Josiah Gimson was the most prosperous of the 19th century secularists in Leicester, and the main force behind the building of Leicester’s Secular Hall. He was a longtime friend of G. J. Holyoake and like him was an active supporter of the ideas of Robert Owen. In the 1850s the Owenites adopted Holyoake’s secular rationalism, or ‘secularism’.
It was Gimson who engaged the architect of the hall, Larner Sugden, and the sculptor for the five busts, Ambrose Louis Vago, and was responsible for the controversial inclusion of a bust of Jesus. Two of his lectures to the Society had the titles: ‘Jesus Christ: a Witness for Secularism and against doctrinal Christianity’, and ‘The Ethical Teachings of Christ testify to the all-sufficiency of Secular Conduct’.
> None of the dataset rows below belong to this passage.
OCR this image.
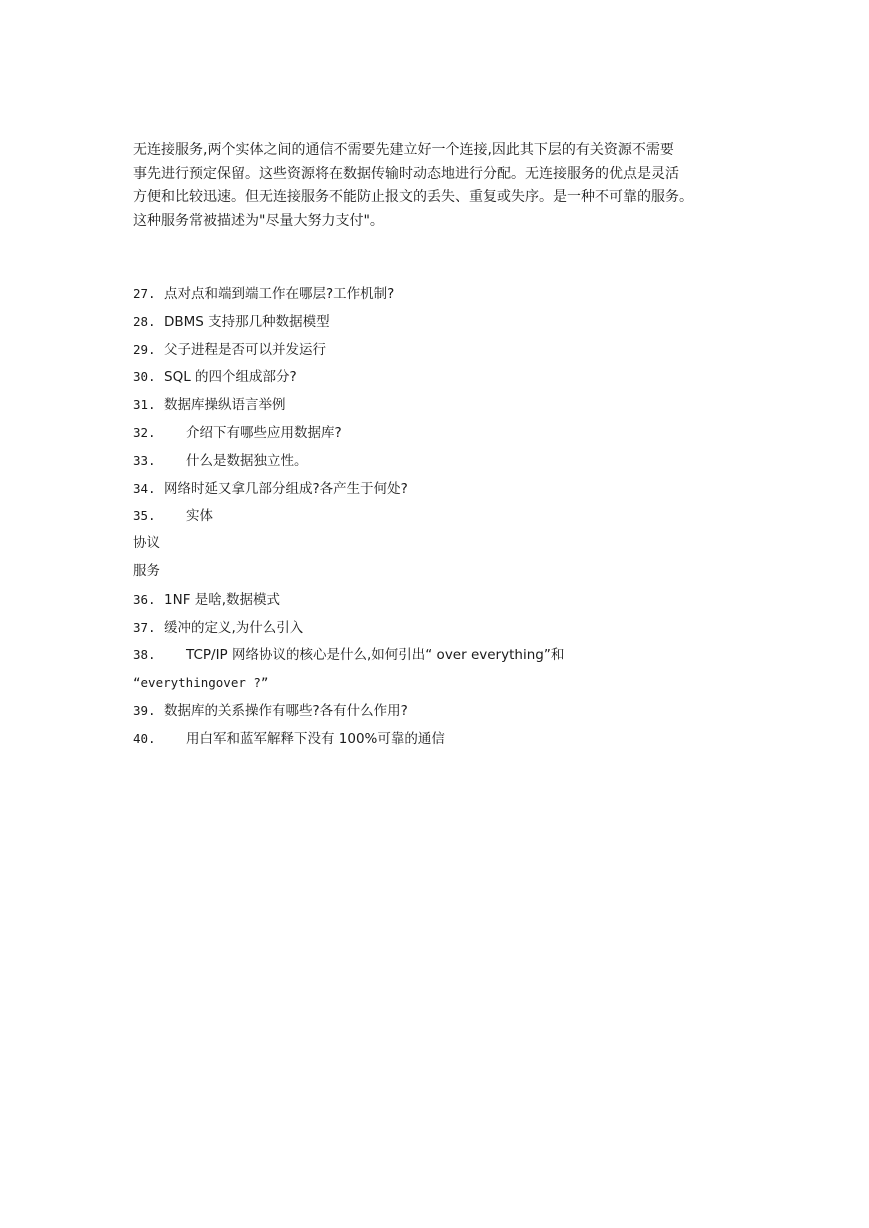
无连接服务,两个实体之间的通信不需要先建立好一个连接,因此其下层的有关资源不需要
事先进行预定保留。这些资源将在数据传输时动态地进行分配。无连接服务的优点是灵活
方便和比较迅速。但无连接服务不能防止报文的丢失、重复或失序。是一种不可靠的服务。
这种服务常被描述为"尽量大努力支付"。

27. 点对点和端到端工作在哪层?工作机制?
28. DBMS 支持那几种数据模型
29. 父子进程是否可以并发运行
30. SQL 的四个组成部分?
31. 数据库操纵语言举例
32. 介绍下有哪些应用数据库?
33. 什么是数据独立性。
34. 网络时延又拿几部分组成?各产生于何处?
35. 实体
协议
服务
36. 1NF 是啥,数据模式
37. 缓冲的定义,为什么引入
38. TCP/IP 网络协议的核心是什么,如何引出“ over everything”和
“everythingover ?”
39. 数据库的关系操作有哪些?各有什么作用?
40. 用白军和蓝军解释下没有 100%可靠的通信
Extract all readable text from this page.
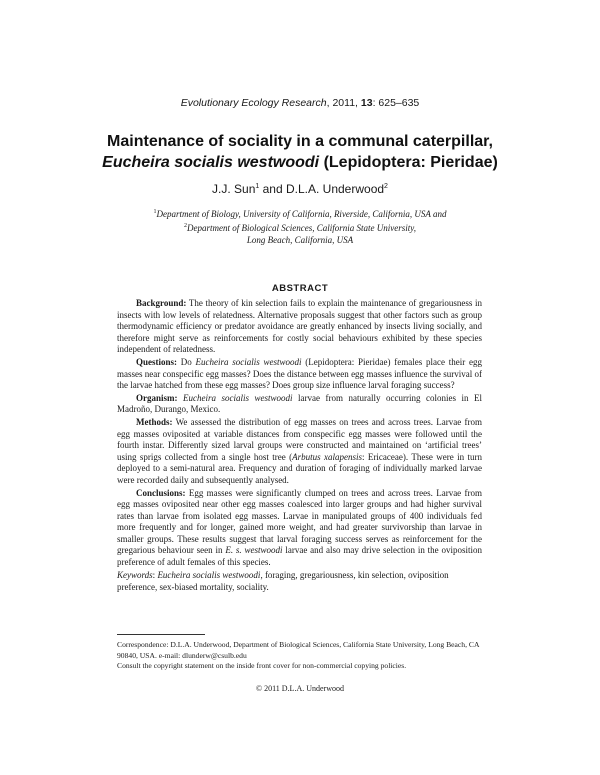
Evolutionary Ecology Research, 2011, 13: 625–635
Maintenance of sociality in a communal caterpillar,
Eucheira socialis westwoodi (Lepidoptera: Pieridae)
J.J. Sun$^1$ and D.L.A. Underwood$^2$
$^1$Department of Biology, University of California, Riverside, California, USA and
$^2$Department of Biological Sciences, California State University,
Long Beach, California, USA
ABSTRACT

Background: The theory of kin selection fails to explain the maintenance of gregariousness in insects with low levels of relatedness. Alternative proposals suggest that other factors such as group thermodynamic efficiency or predator avoidance are greatly enhanced by insects living socially, and therefore might serve as reinforcements for costly social behaviours exhibited by these species independent of relatedness.

Questions: Do Eucheira socialis westwoodi (Lepidoptera: Pieridae) females place their egg masses near conspecific egg masses? Does the distance between egg masses influence the survival of the larvae hatched from these egg masses? Does group size influence larval foraging success?

Organism: Eucheira socialis westwoodi larvae from naturally occurring colonies in El Madroño, Durango, Mexico.

Methods: We assessed the distribution of egg masses on trees and across trees. Larvae from egg masses oviposited at variable distances from conspecific egg masses were followed until the fourth instar. Differently sized larval groups were constructed and maintained on ‘artificial trees’ using sprigs collected from a single host tree (Arbutus xalapensis: Ericaceae). These were in turn deployed to a semi-natural area. Frequency and duration of foraging of individually marked larvae were recorded daily and subsequently analysed.

Conclusions: Egg masses were significantly clumped on trees and across trees. Larvae from egg masses oviposited near other egg masses coalesced into larger groups and had higher survival rates than larvae from isolated egg masses. Larvae in manipulated groups of 400 individuals fed more frequently and for longer, gained more weight, and had greater survivorship than larvae in smaller groups. These results suggest that larval foraging success serves as reinforcement for the gregarious behaviour seen in E. s. westwoodi larvae and also may drive selection in the oviposition preference of adult females of this species.

Keywords: Eucheira socialis westwoodi, foraging, gregariousness, kin selection, oviposition preference, sex-biased mortality, sociality.
Correspondence: D.L.A. Underwood, Department of Biological Sciences, California State University, Long Beach, CA 90840, USA. e-mail: dlunderw@csulb.edu
Consult the copyright statement on the inside front cover for non-commercial copying policies.
© 2011 D.L.A. Underwood
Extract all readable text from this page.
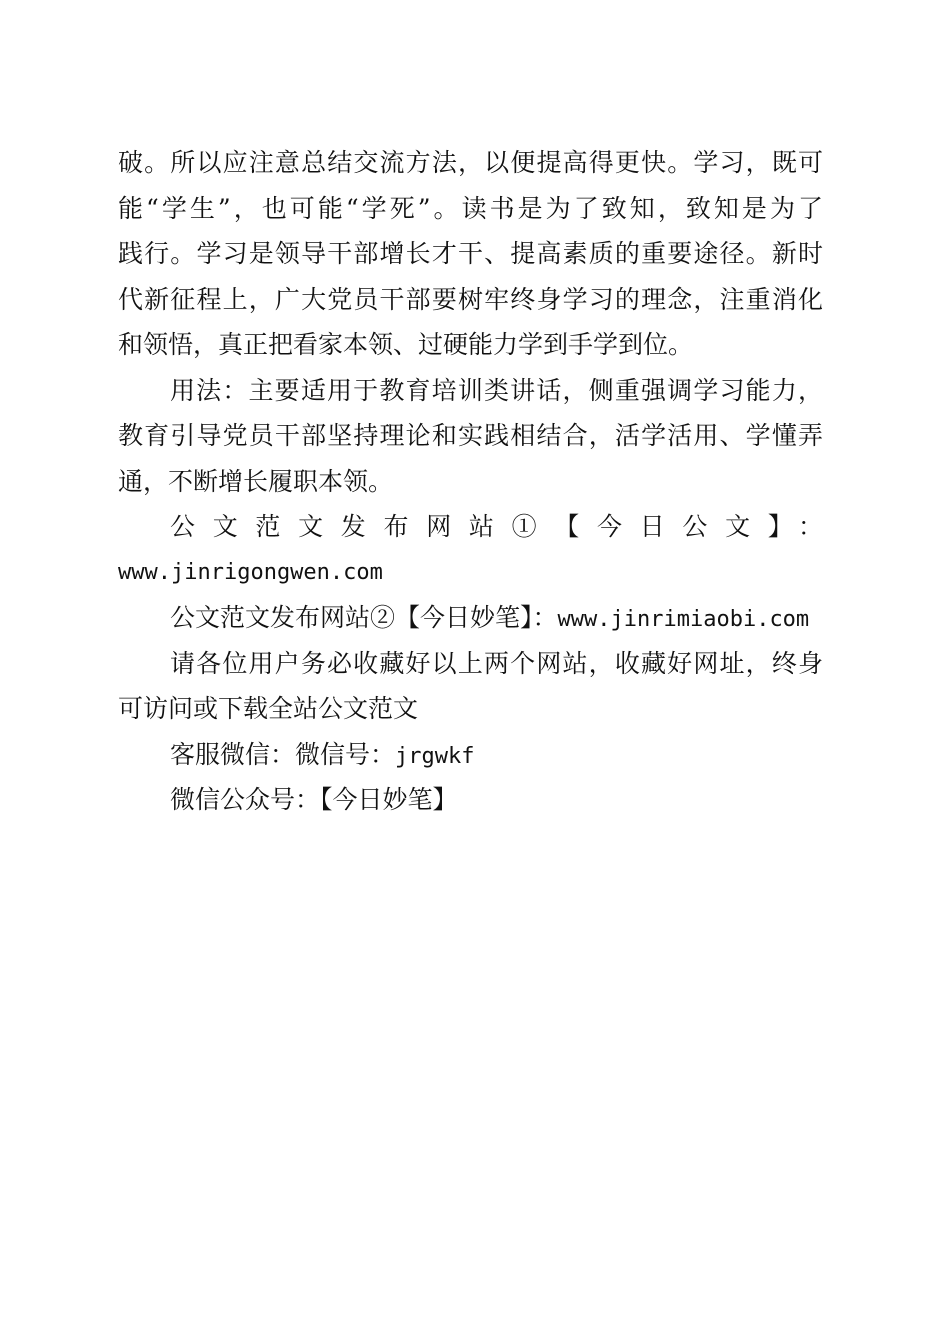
破。所以应注意总结交流方法，以便提高得更快。学习，既可
能“学生”，也可能“学死”。读书是为了致知，致知是为了
践行。学习是领导干部增长才干、提高素质的重要途径。新时
代新征程上，广大党员干部要树牢终身学习的理念，注重消化
和领悟，真正把看家本领、过硬能力学到手学到位。
用法：主要适用于教育培训类讲话，侧重强调学习能力，
教育引导党员干部坚持理论和实践相结合，活学活用、学懂弄
通，不断增长履职本领。
公文范文发布网站①【今日公文】：
www.jinrigongwen.com
公文范文发布网站②【今日妙笔】：www.jinrimiaobi.com
请各位用户务必收藏好以上两个网站，收藏好网址，终身
可访问或下载全站公文范文
客服微信：微信号：jrgwkf
微信公众号：【今日妙笔】
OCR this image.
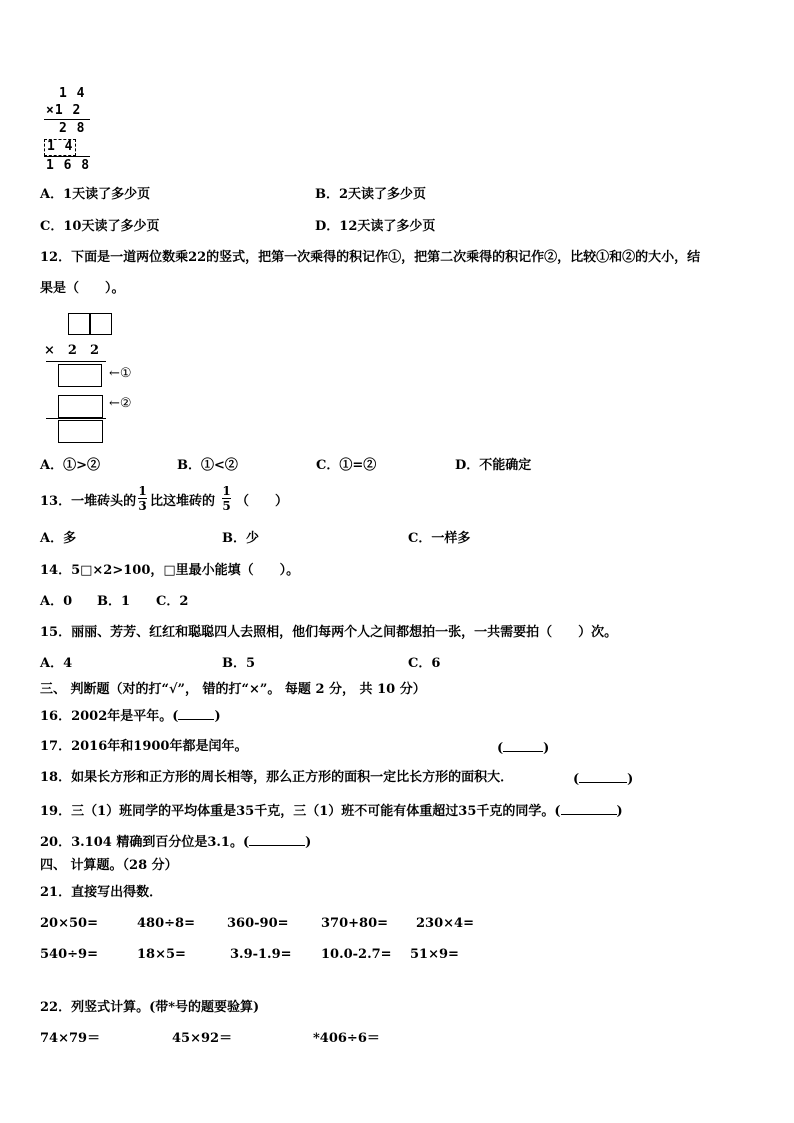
1 4
×1 2
2 8
1 4
1 6 8
A．1天读了多少页	B．2天读了多少页
C．10天读了多少页	D．12天读了多少页
12．下面是一道两位数乘22的竖式，把第一次乘得的积记作①，把第二次乘得的积记作②，比较①和②的大小，结
果是（　　）。
×　2　2
←①
←②
A．①>②	B．①<②	C．①=②	D．不能确定
13．一堆砖头的
1
3 比这堆砖的
1
5 （　　）
A．多	B．少	C．一样多
14．5□×2>100，□里最小能填（　　）。
A．0 B．1 C．2
15．丽丽、芳芳、红红和聪聪四人去照相，他们每两个人之间都想拍一张，一共需要拍（　　）次。
A．4	B．5	C．6
三、 判断题（对的打“√”， 错的打“×”。 每题 2 分， 共 10 分）
16．2002年是平年。(	)
17．2016年和1900年都是闰年。	(	)
18．如果长方形和正方形的周长相等，那么正方形的面积一定比长方形的面积大．	(	)
19．三（1）班同学的平均体重是35千克，三（1）班不可能有体重超过35千克的同学。(	)
20．3.104 精确到百分位是3.1。(	)
四、 计算题。（28 分）
21．直接写出得数．
20×50=	480÷8= 360-90= 370+80= 230×4=
540÷9=	18×5=	3.9-1.9= 10.0-2.7= 51×9=
22．列竖式计算。(带*号的题要验算)
74×79＝	45×92＝	*406÷6＝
Gimson’s wealth came from founding a successful engineering company. His Vulcan Works building, on Humberstone Road and Nedham Street, is still in use for commercial purposes. The company provided the engines (still to be seen working on occasion) at the Abbey pumping station, now a museum.
Gimson had eleven children, six of whom survived to maturity including Ernest William who became a furniture designer and architect.
In 1877 Gimson was elected to represent West St Mary’s Ward on the Town Council as a Liberal, and became vice-chairman of the Floods, Highways and Sewerage Committee. He is buried in the Gimson family grave in Welford Road cemetery.